I think we can safely set a stage 2 Normal NC for a vma with pgprot
other than MT_NORMAL or MT_NORMAL_TAGGED. But the other way around is
not that simple. Just because the VMM was allowed to map it as cacheable
does not mean that it supports all the CPU features. One example is MTE
where we can only guarantee that the RAM given to the OS at boot
supports tagged accesses. I've seen something similar in the past with
LSE atomics (or was it exclusives?) not being propagated. These don't
make the memory safe for a guest to use as general purpose RAM.

I don't have a nice solution, it looks more like the host kernel being
able to trust what the VMM maps and gives to a guest (or we map
everything as Device at Stage 2 as we currently do). An alternative
would be for the host to know which physical address ranges support
which attributes and ignore the vma but not sure we have such
information in the ACPI tables (we can make something up for DT).
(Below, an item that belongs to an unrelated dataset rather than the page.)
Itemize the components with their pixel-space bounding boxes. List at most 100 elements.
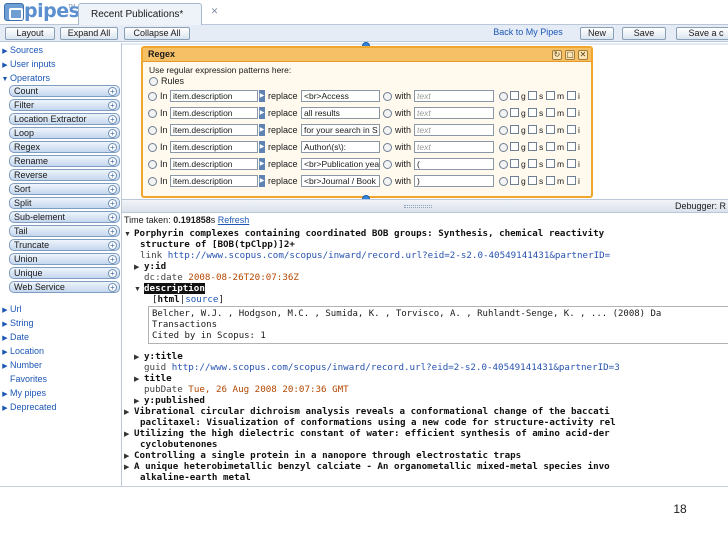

> > > Unfortunately when FWB is not enabled, the kernel expects to naively do
> > > cache management by flushing the memory using an address in the
> > > kernel's map. This does not work in several of the newly allowed
> > > cases such as dcache_clean_inval_poc(). Check whether the targeted pfn
> > > and its mapping KVA is valid in case the FWB is absent before continuing.
> > 
> > I would only allow cacheable stage 2 mappings if FWB is enabled.
> > Otherwise we end up with a mismatch between the VMM mapping and whatever
> > the guest may do.
> 
> Does it need to be stronger? If FWB is disabled and the cache flush
> works then what is the issue?

I was thinking more about keeping things simpler and avoid any lack of
coherence between the VMM and the VM, in case the latter maps it as
Normal NC. But if the VMM doesn't touch it, the initial cache
maintenance by the KVM would do.

> I think there are two issues here. 
> 
> 1) KVM uses pfn_is_map_memory() which does not cover all our modern
> NUMA and memory hotplug cases for normal struct page backed cachable
> memory.
> 
> 2) KVM doesn't work with normal cachable memory that does not have
> struct pages.
> 
> For 1 the test should be 'does the pfn have a struct page, does the
> struct page refer to cachable memory?'
> 
> For 2 the test should be 'does the VMA have pgprot = cachable,
> VM_PFNMAP and not VM_IO (both implied)'

See above on the characteristics of the memory. If some of them are not
supported, it's probably fine (atomics not working) but others like MTE
accesses could either cause external aborts or access random addresses
from elsewhere. Currently we rely on pfn_is_map_memory() for this but we
need a way to tell that other ranges outside the initial RAM supports
all features. IOW, is any of this memory (mapped as cacheable in the
VMM) special purpose with only a subset of the CPU features supported?

-- 
Catalin